Joustra deed als aanbeveling dat staten die verwikkeld zijn in gewapende conflicten meer moeten doen om de burgerluchtvaart te beschermen. Daarnaast moeten staten, luchtvaartautoriteiten en luchtvaartmaatschappijen meer informatie uitwisselen over conflictgebieden en mogelijke bedreigingen voor de burgerluchtvaart, vindt de OVV.
Restricties luchtruim
Sinds april vorig jaar zijn in het oosten van Oekraïne elf militaire vliegtuigen en acht helikopters uit de lucht geschoten. De Oekraïense autoriteiten hadden zelf vastgesteld dat daarbij in twee gevallen "wapens met een hoog bereik" werden ingezet. Volgens de OVV was dat onder meer een aanleiding om het luchtruim helemaal te sluiten.
In plaats daarvan werden op 1 juli restricties ingesteld voor passagiersvliegtuigen boven Oost-Oekraïne. Vliegtuigen moesten op minimaal 8000 meter hoogte vliegen.
Nadat op 14 juli een Oekraïens transportvliegtuig werd neergeschoten, mocht alleen nog boven de 9700 meter worden gevlogen. De MH17 werd drie dagen later door een Buk-raket getroffen. Het toestel vloog op dat moment op 10.000 meter hoogte.

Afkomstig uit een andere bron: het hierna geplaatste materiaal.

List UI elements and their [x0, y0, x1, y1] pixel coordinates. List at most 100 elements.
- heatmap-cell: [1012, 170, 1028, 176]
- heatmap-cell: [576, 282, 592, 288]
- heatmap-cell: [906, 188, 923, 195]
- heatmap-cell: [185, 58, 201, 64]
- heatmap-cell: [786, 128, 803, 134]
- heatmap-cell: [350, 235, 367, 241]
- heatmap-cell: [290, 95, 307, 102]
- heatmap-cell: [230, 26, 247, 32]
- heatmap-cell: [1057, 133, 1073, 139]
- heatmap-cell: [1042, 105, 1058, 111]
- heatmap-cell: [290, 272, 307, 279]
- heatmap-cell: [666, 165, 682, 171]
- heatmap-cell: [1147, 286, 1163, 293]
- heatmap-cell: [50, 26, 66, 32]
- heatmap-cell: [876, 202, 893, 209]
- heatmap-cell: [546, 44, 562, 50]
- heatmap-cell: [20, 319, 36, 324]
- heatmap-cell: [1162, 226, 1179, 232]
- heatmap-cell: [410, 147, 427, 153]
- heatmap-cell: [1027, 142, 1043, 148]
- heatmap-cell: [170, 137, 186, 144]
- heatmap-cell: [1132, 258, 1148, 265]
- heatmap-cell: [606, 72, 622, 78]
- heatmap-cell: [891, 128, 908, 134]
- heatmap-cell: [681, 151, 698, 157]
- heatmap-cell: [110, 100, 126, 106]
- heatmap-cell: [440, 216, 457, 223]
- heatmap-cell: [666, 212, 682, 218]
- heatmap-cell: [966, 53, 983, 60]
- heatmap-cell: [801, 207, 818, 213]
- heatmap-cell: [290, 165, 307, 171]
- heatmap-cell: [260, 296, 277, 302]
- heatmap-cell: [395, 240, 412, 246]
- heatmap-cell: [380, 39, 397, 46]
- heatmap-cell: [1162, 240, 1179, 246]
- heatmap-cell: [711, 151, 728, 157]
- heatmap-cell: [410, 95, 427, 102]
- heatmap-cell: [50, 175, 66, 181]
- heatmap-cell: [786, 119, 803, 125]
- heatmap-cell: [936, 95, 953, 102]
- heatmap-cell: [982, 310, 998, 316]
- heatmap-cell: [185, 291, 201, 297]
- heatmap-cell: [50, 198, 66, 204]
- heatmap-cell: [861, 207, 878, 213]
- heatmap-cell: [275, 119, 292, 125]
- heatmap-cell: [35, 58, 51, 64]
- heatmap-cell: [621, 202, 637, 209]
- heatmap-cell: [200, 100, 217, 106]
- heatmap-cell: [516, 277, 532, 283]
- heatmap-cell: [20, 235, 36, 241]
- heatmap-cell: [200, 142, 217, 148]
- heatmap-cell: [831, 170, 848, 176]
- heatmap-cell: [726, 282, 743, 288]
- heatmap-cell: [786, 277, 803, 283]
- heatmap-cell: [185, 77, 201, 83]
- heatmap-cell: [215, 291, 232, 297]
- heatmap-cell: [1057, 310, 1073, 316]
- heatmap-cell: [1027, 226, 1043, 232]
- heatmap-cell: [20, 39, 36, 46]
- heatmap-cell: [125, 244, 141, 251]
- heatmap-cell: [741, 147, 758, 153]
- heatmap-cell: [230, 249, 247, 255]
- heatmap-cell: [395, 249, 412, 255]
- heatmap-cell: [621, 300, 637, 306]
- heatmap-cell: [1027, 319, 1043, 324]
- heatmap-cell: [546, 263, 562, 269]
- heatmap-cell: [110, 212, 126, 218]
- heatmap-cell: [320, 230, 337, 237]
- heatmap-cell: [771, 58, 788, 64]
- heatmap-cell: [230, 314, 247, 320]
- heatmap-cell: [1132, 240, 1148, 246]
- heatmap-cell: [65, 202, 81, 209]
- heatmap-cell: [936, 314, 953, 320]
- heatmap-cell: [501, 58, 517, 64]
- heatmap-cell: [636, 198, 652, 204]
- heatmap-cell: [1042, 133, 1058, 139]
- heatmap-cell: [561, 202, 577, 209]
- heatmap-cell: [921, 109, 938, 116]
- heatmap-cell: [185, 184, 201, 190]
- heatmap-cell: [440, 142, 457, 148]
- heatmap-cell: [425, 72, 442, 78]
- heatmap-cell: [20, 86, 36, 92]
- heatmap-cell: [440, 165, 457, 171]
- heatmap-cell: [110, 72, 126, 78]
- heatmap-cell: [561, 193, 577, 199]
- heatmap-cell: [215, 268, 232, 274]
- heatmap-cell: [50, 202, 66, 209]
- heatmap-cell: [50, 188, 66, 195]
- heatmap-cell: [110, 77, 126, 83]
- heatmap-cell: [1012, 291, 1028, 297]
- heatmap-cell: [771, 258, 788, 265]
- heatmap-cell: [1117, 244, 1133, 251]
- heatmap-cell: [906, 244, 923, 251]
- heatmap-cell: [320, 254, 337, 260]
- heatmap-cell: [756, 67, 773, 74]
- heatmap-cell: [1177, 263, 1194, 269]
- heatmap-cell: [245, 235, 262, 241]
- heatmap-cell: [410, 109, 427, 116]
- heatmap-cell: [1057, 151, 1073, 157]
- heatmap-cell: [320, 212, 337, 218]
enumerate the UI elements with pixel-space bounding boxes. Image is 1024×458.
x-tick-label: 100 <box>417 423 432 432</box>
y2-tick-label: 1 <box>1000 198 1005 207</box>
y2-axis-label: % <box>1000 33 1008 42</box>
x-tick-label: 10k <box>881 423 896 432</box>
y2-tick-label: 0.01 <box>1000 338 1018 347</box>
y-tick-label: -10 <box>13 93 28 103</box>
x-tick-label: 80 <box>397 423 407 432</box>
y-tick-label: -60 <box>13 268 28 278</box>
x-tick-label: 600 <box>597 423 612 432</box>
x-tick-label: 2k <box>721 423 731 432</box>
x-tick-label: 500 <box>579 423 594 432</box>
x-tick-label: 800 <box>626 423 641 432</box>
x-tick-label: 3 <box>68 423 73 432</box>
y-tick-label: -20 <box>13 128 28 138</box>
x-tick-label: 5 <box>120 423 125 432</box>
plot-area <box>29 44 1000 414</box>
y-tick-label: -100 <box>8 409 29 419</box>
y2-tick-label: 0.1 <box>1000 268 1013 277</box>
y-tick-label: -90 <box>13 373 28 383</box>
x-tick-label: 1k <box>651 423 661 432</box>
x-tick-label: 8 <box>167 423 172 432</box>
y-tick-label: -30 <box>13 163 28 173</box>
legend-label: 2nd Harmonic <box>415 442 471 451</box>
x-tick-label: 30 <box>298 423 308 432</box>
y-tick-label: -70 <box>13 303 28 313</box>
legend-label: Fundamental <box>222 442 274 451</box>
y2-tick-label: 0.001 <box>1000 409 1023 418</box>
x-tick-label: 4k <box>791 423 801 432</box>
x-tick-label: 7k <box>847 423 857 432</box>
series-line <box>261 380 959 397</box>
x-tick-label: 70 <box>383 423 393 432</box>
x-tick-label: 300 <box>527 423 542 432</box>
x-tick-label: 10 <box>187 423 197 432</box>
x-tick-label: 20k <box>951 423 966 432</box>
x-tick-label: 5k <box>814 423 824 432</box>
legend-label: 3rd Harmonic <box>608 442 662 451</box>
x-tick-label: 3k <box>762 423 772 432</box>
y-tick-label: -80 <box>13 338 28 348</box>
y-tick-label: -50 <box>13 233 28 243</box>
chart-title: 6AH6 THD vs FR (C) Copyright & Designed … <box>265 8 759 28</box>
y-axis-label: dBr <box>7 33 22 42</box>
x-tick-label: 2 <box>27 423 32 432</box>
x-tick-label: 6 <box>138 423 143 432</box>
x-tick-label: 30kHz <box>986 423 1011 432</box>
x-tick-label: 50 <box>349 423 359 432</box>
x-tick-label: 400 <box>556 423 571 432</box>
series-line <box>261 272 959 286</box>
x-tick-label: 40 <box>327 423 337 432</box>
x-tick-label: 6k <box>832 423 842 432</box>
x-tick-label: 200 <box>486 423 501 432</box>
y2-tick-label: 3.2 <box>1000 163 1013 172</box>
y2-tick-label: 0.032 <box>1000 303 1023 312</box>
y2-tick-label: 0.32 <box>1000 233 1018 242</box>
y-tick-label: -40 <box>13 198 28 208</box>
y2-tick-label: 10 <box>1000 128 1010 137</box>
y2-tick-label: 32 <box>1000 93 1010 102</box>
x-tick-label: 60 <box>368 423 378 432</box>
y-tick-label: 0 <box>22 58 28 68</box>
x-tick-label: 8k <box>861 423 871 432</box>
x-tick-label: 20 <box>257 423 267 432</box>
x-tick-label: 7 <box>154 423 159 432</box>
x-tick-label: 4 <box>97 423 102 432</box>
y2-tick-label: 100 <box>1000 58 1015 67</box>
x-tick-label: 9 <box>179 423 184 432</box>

'Hopen op duidelijkheid voor nabestaanden'
Malaysia Airlines bedankt het onderzoeksteam voor de uitgebreide rapporten. In de eerste reactie wordt nog geen reactie gegeven op de aanbevelingen van de OVV. "Wij hopen dat de publicatie van de rapporten duidelijkheid zal geven aan de nabestaanden van het tragische incident", schrijft de maatschappij in een persbericht.
KLM laat weten dat het de aanbevelingen van de Onderzoeksraad uiterst serieus neemt. Het is volgens de maatschappij goed dat het eindrapport nu is verschenen. KLM gaat het rapport en de aanbevelingen bestuderen.